I’ll concede that the title of this blog is a little clickbaity. Most companies have seen the light on this once-thorny issue. They know better than to get between a bleary-eyed traveling employee and their miles. But there are some who subscribe to the idea that because the company paid for the flight, the company owns the miles.
Even if this idea has some basis in law, it doesn’t mean it’s a good idea. Here are a few reasons why it’s better for everyone if employees can keep the miles for themselves.
- Hoarding miles creates resentment from valued employees
Yes, the company paid for the flight and the hotel. But it didn’t pay for a holiday. It was the employee who suffered through the long flight. They were in a conference room, not at the beach. For business travelers, time spent in airport terminals is time away from home and family.

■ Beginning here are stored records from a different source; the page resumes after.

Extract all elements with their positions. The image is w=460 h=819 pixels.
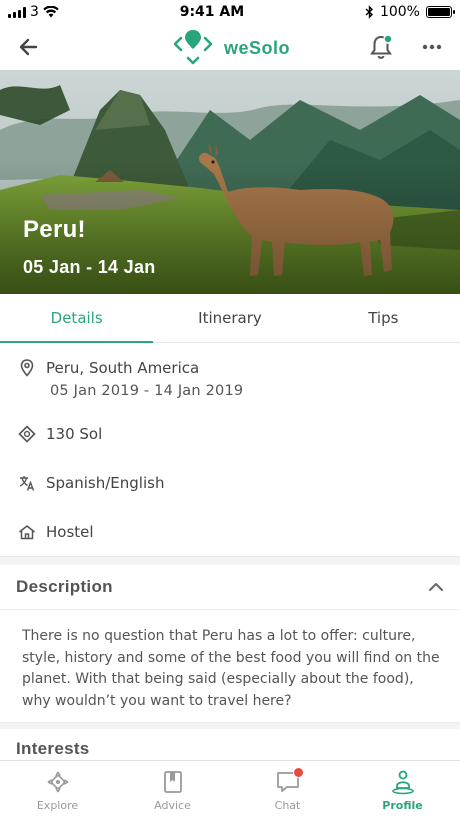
location-pin-icon: [18, 359, 36, 377]
logo-icon: [173, 30, 213, 65]
language-row: Spanish/English: [18, 458, 460, 507]
section-divider: [0, 722, 460, 729]
nav-explore[interactable]: Explore: [0, 761, 115, 819]
interests-title: Interests: [16, 739, 90, 758]
tab-tips[interactable]: Tips: [307, 294, 460, 342]
bottom-nav: Explore Advice Chat Profile: [0, 760, 460, 819]
details-list: Peru, South America 05 Jan 2019 - 14 Jan…: [0, 343, 460, 556]
description-header[interactable]: Description: [0, 565, 460, 609]
notification-bell-icon[interactable]: [368, 33, 394, 61]
budget-text: 130 Sol: [46, 424, 103, 443]
budget-row: 130 Sol: [18, 409, 460, 458]
tab-details[interactable]: Details: [0, 294, 153, 342]
wifi-icon: [43, 6, 59, 18]
chevron-up-icon[interactable]: [428, 582, 444, 592]
language-text: Spanish/English: [46, 473, 165, 492]
explore-icon: [47, 771, 68, 793]
back-arrow-icon[interactable]: [16, 34, 42, 60]
more-options-icon[interactable]: [422, 44, 442, 50]
status-bar: 3 9:41 AM 100%: [0, 0, 460, 24]
carrier-label: 3: [30, 4, 39, 20]
house-icon: [18, 523, 36, 541]
active-tab-indicator: [0, 341, 153, 343]
chat-badge: [292, 767, 304, 778]
trip-title: Peru!: [23, 216, 86, 243]
price-tag-icon: [18, 424, 36, 443]
status-left: 3: [8, 4, 59, 20]
accommodation-text: Hostel: [46, 522, 94, 541]
trip-dates: 05 Jan - 14 Jan: [23, 257, 156, 277]
description-body: There is no question that Peru has a lot…: [0, 609, 460, 722]
nav-profile-label: Profile: [382, 799, 423, 812]
book-icon: [163, 771, 182, 793]
brand-logo: weSolo: [172, 28, 290, 68]
nav-advice-label: Advice: [154, 799, 191, 812]
nav-chat-label: Chat: [274, 799, 301, 812]
nav-profile[interactable]: Profile: [345, 761, 460, 819]
profile-icon: [391, 770, 414, 795]
nav-explore-label: Explore: [36, 799, 79, 812]
hero-banner: Peru! 05 Jan - 14 Jan: [0, 70, 460, 294]
battery-icon: [425, 6, 455, 18]
bluetooth-icon: [365, 5, 373, 19]
accommodation-row: Hostel: [18, 507, 460, 556]
status-time: 9:41 AM: [179, 4, 245, 20]
battery-percent: 100%: [379, 4, 420, 20]
status-right: 100%: [365, 4, 455, 20]
location-row: Peru, South America 05 Jan 2019 - 14 Jan…: [18, 343, 460, 399]
signal-icon: [8, 6, 26, 18]
tab-bar: Details Itinerary Tips: [0, 294, 460, 343]
top-nav: weSolo: [0, 24, 460, 70]
nav-advice[interactable]: Advice: [115, 761, 230, 819]
nav-chat[interactable]: Chat: [230, 761, 345, 819]
date-range-text: 05 Jan 2019 - 14 Jan 2019: [50, 383, 244, 399]
section-divider: [0, 556, 460, 565]
location-text: Peru, South America: [46, 359, 200, 377]
tab-itinerary[interactable]: Itinerary: [153, 294, 306, 342]
brand-name: weSolo: [224, 37, 291, 58]
chat-icon-wrap: [275, 767, 304, 795]
translate-icon: [18, 474, 36, 492]
description-title: Description: [16, 577, 113, 596]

When you take away one of the few perks of business travel, employees tend to be pretty grumpy about it. A CWT survey found that 61% of employees factor in a company’s travel policy when evaluating a new job opportunity. Not surprisingly, the number is higher - 71% - among employees who are likely to take more than ten business trips a year.
Letting employees keep their miles shows them you value their contribution and you recognize the sacrifices they make when they’re on the road. If a company keeps the miles then other workplaces could start to look more appealing.
- Miles are worth much more to employees than to the company
Maybe your company wants to tighten its belt. That’s fair enough. And it’s perfectly reasonable to expect your employees to follow your travel policy, and not book a more expensive flight just for the miles.
But there’s a lot of research calculating how much airline miles are worth in cash terms. And while the estimates vary, the clear consensus is that they’re not worth much. One mile might be worth two cents if it’s a generous program.
On the other hand, a tired business traveler will surely find a great deal of value in an occasional upgrade to business class or a nicer hotel room. So why not let them have it?
- Do you really want to deal with the mess?
Frankly speaking, miles are a clumsy form of currency. They can only be used in prescribed ways, they expire and who knows when an airline will suddenly require more of them to book a flight?
If a company could find a way to put all its employees’ miles in a single bucket, it would create another mess to untangle. An administrator of a large travel program could find themselves spending hours allocating benefits to where they’re most useful or finding ways to spend miles before they expire. In fact, given the additional hours, it may actually be a cost rather than a saving for the company to keep the miles for itself.
For a company, it’s a headache at best and an expense at worst. For an employee, who only deals with their own miles, it’s not such a problem.
So who owns the miles? In a technical sense, the company might have a legitimate claim on an employee’s airline miles. But a company won’t gain much (if anything) by forcing employees to surrender miles. And given the administrative headaches and general ill will, it’s simply not worth it.